Am Surg. 1991 Dec;57(12):769-74.
The authors report three trials of B-lactams and carbapenems for soft tissue infections treated on a surgical service: 1) cefmetazole versus cefoperazone, n = 44; 2) cefotetan versus cefoxitin, n = 24; and 3) meropenem versus imipenem, n = 44. A total of 138 hospitalized patients were enrolled with 112 meeting evaluability criteria. Four hundred twenty-three isolates were cultured (mean, three/patient) of which 67 per cent were aerobes and 33 per cent anaerobes.
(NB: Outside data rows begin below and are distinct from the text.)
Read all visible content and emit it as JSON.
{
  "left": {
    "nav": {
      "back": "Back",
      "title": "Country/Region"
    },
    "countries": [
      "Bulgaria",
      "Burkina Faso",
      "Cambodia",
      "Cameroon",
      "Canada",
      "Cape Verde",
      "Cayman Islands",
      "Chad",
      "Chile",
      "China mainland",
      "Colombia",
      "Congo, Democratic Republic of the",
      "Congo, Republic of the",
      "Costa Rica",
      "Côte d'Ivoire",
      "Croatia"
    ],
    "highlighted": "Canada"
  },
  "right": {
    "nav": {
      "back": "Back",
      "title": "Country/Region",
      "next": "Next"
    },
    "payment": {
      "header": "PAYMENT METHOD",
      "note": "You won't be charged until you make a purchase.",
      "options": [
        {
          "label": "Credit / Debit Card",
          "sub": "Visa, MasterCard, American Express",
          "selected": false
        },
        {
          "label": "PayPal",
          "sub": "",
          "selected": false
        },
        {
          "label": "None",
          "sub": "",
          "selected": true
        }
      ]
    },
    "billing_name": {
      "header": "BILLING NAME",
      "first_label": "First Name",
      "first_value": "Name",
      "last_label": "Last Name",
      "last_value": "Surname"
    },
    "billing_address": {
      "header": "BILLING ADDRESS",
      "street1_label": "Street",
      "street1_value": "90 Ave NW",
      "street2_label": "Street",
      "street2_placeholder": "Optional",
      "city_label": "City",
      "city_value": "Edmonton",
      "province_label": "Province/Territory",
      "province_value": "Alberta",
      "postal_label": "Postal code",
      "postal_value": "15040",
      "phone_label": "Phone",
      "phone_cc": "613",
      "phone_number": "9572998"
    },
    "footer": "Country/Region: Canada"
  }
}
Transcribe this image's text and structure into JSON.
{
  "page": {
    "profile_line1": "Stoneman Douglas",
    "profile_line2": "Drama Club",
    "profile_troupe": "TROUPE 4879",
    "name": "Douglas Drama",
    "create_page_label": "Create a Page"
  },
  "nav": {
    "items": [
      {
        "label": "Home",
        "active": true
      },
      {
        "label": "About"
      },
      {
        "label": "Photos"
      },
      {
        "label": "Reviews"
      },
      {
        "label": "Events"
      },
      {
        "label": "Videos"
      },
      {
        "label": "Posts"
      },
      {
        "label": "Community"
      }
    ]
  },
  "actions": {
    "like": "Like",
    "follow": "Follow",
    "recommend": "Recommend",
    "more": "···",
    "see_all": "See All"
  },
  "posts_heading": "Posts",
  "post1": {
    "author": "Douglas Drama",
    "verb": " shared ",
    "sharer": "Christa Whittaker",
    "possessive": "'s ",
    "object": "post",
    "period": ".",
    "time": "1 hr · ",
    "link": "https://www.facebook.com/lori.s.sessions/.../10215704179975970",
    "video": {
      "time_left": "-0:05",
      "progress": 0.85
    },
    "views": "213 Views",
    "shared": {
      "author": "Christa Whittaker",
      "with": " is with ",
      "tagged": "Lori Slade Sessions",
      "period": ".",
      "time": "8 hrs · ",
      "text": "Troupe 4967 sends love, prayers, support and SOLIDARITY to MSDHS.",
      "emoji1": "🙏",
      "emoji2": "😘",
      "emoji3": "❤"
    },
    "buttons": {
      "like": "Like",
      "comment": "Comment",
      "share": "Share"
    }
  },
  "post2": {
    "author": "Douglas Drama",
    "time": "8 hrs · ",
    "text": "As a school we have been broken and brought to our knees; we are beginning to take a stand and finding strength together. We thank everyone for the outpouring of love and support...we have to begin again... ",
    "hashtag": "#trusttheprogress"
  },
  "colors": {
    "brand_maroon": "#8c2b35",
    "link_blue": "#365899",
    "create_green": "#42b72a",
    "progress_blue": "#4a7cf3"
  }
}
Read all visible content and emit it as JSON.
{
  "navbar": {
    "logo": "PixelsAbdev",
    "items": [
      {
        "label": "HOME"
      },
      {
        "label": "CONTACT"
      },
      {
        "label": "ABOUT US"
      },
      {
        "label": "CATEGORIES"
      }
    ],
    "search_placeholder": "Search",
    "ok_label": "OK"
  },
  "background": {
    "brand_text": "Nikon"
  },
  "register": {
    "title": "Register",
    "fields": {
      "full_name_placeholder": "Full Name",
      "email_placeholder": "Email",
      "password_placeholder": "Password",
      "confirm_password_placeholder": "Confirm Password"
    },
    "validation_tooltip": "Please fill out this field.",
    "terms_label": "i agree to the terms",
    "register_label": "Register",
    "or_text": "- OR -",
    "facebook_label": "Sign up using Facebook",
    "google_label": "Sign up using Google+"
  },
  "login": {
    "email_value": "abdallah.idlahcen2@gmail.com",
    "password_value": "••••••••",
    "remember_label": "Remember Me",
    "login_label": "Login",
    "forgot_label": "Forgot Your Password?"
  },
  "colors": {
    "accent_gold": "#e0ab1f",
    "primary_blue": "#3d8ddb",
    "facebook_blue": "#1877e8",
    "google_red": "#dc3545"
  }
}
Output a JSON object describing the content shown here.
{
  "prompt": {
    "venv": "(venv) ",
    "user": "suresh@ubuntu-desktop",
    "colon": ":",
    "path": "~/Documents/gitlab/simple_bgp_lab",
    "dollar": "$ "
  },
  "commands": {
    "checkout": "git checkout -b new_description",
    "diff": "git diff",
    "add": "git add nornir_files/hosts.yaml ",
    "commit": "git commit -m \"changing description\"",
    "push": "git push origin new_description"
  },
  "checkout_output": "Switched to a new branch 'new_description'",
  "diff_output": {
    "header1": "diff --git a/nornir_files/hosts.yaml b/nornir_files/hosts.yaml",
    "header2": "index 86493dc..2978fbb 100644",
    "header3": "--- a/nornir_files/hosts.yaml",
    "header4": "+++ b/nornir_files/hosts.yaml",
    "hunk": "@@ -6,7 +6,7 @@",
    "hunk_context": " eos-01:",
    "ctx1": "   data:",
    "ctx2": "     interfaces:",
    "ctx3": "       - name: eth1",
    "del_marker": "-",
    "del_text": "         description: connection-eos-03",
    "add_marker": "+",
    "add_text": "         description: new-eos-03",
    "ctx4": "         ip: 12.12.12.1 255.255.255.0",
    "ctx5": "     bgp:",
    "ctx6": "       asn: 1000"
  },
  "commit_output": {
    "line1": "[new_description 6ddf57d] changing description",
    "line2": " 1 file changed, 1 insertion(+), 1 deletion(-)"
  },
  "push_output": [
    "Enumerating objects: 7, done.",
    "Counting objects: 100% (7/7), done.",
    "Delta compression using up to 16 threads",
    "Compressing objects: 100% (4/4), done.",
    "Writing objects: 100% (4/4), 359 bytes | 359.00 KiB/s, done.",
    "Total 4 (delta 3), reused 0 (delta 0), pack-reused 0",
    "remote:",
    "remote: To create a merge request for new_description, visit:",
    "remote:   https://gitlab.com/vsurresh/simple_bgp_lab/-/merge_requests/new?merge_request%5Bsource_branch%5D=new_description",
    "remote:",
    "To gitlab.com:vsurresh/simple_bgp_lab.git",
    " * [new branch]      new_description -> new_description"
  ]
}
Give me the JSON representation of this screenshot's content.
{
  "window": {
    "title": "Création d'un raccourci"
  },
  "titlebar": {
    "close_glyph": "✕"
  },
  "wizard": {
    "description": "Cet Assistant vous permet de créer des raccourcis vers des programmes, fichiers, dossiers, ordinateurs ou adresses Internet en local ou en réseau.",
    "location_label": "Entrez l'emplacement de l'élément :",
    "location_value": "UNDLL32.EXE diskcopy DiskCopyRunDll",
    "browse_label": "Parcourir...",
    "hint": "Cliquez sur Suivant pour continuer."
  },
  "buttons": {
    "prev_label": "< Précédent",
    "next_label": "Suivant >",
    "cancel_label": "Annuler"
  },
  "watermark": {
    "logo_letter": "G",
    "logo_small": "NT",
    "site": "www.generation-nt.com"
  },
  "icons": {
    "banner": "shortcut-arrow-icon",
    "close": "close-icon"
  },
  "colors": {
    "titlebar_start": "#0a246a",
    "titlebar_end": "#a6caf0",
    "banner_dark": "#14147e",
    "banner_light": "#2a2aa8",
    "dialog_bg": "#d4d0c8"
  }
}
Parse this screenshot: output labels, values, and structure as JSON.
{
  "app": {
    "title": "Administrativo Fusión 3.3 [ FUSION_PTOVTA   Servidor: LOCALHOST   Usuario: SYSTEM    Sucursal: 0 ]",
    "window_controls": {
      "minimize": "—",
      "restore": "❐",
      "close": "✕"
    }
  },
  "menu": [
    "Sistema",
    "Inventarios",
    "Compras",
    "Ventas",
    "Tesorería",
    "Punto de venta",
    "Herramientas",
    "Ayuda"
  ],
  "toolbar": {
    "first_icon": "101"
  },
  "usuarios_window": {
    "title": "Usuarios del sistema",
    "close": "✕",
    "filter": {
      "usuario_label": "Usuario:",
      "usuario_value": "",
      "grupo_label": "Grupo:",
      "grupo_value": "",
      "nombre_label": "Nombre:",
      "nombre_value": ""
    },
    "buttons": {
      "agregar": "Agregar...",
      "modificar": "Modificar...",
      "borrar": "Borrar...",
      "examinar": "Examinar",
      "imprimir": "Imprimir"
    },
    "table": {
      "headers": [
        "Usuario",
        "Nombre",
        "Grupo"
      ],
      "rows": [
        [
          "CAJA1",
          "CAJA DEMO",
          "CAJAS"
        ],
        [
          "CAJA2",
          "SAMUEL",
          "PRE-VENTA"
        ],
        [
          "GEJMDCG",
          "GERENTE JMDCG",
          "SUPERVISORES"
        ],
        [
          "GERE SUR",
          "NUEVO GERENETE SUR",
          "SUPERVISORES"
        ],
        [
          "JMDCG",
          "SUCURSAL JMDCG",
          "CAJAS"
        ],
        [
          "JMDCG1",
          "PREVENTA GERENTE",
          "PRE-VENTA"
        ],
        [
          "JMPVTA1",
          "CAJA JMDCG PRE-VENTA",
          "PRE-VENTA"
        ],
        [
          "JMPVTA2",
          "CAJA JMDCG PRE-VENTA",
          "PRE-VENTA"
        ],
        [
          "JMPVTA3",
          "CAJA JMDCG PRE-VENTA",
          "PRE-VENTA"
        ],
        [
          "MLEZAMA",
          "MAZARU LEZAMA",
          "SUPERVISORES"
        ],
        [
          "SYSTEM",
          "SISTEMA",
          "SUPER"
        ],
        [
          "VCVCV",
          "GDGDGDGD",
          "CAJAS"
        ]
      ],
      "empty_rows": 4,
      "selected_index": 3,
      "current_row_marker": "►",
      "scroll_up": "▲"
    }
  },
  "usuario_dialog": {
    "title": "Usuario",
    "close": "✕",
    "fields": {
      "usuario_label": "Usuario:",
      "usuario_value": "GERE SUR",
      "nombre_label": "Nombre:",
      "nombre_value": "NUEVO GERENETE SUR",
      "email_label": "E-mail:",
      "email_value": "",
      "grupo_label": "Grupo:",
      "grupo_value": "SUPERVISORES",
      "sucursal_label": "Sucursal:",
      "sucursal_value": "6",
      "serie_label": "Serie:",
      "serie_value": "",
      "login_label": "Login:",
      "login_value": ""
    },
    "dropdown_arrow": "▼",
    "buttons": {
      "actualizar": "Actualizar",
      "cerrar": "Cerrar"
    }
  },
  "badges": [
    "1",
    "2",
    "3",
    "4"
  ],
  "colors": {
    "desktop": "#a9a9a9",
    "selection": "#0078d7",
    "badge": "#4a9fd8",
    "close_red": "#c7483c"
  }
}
Cure rates for each trial were: 1) 93 per cent; 2) 92 per cent; 3) 100 per cent. Failures were caused by resistant organisms (Streptococcus group D, Bacteroides fragilis and Pseudomonas) appearing in incompletely drained infection sites. Three patients receiving meropenem had adverse effects (headache, nausea) and one receiving cefoxitin (truncal rash). Operative drainage and debridement remain the critical elements in therapy. Agents with longer half lives allowing twice daily dosing (cefmetazole and cefotetan) were as effective and less expensive than multiple doses of short-acting agents. The extended spectrum carbapenems are most useful for severe infections or resistant organisms.
作者报告了三项在外科治疗软组织感染时使用β-内酰胺类和碳青霉烯类药物的试验:1)头孢美唑与头孢哌酮对比,n = 44;2)头孢替坦与头孢西丁对比,n = 24;3)美罗培南与亚胺培南对比,n = 44。共有138名住院患者入组,其中112名符合可评估标准。共培养出423株分离菌(平均每名患者3株),其中67%为需氧菌,33%为厌氧菌。每项试验的治愈率分别为:1)93%;2)92%;3)100%。治疗失败是由于在引流不完全的感染部位出现了耐药菌(D组链球菌、脆弱拟杆菌和铜绿假单胞菌)。三名接受美罗培南治疗的患者出现了不良反应(头痛、恶心),一名接受头孢西丁治疗的患者出现了(躯干皮疹)。手术引流和清创仍然是治疗的关键要素。半衰期较长、允许每日给药两次的药物(头孢美唑和头孢替坦)与多次使用短效药物一样有效且成本更低。广谱碳青霉烯类药物对严重感染或耐药菌最为有用。